Pictures of a remote, uncontacted tribe raising their weapons in a threatening manner at a plane have highlighted growing tensions between Amazon basin tribes.

The pictures were taken near the Xinane river in Brazil's Acre State, close to its border with Peru. Brazil follows a policy of not contacting these people, but the community and their dwellings are threatened by illegal logging, mining, cattle ranching, fishing and hunting across the Peru-Brazil border area.

People considered uncontacted by anthropologists react to a plane flying over their community in the Amazon basin Reuters

Many indigenous groups, including the Huni Kui, Ashaninka, and Madija, live in villages in the Brazilian rainforest near the border with Peru. Over the past three years, the Ashaninka and Madija say that they have seen more and more incursions on their territory from uncontacted tribes.

The "Bravos," or "Braves," as uncontacted Indians are called in the region, carry out raids on other villages, putting the communities along the Envira River on permanent alert.

"They steal pots, knives, cloth. They live naked, speak another language and don't want to talk. They are at war with everyone.

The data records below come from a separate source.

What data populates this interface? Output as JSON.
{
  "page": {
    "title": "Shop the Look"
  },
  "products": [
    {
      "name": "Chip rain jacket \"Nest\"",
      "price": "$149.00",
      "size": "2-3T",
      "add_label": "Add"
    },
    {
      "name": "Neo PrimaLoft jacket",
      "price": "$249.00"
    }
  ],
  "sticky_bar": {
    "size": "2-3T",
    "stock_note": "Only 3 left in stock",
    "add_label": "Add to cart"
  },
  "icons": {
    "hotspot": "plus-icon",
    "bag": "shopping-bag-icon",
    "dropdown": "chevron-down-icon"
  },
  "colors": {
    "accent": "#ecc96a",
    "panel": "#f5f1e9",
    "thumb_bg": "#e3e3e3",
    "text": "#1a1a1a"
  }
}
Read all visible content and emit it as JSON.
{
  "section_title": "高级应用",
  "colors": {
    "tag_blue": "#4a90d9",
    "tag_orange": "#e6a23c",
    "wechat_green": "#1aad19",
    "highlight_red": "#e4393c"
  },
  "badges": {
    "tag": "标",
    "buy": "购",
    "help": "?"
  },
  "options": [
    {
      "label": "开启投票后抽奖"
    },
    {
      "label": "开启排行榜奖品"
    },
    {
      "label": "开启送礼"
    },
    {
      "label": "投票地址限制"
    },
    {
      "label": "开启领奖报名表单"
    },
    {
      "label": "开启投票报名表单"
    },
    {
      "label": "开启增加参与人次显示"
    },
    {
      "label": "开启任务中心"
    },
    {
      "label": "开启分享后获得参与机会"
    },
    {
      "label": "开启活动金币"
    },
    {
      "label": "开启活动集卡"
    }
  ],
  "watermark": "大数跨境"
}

If they get close they shoot arrows at us," Ashaninka cacique (chief) Txate told photographer Lunae Parracho.

One Ashaninka couple, Poshe and Biana, told him that their three-year-old daughter Sawatxo had been taken by the Bravos in the middle of the night some years ago and they haven't seen her since.

The photographer visited a village called Novo Segredo, where people of the Huni Kui tribe have established a spiritual healing centre in the forest.

"It's a place where anyone from anywhere can come to be healed," shaman Bainawa told him.

Further up the river, the chief of the Madija tribe showed the photographer a forest trail used by uncontacted tribes to reach his village.

He said he had followed the trail until he reached their huts. Along the way he picked up objects such as arrows and a ceramic flute that they had handcrafted.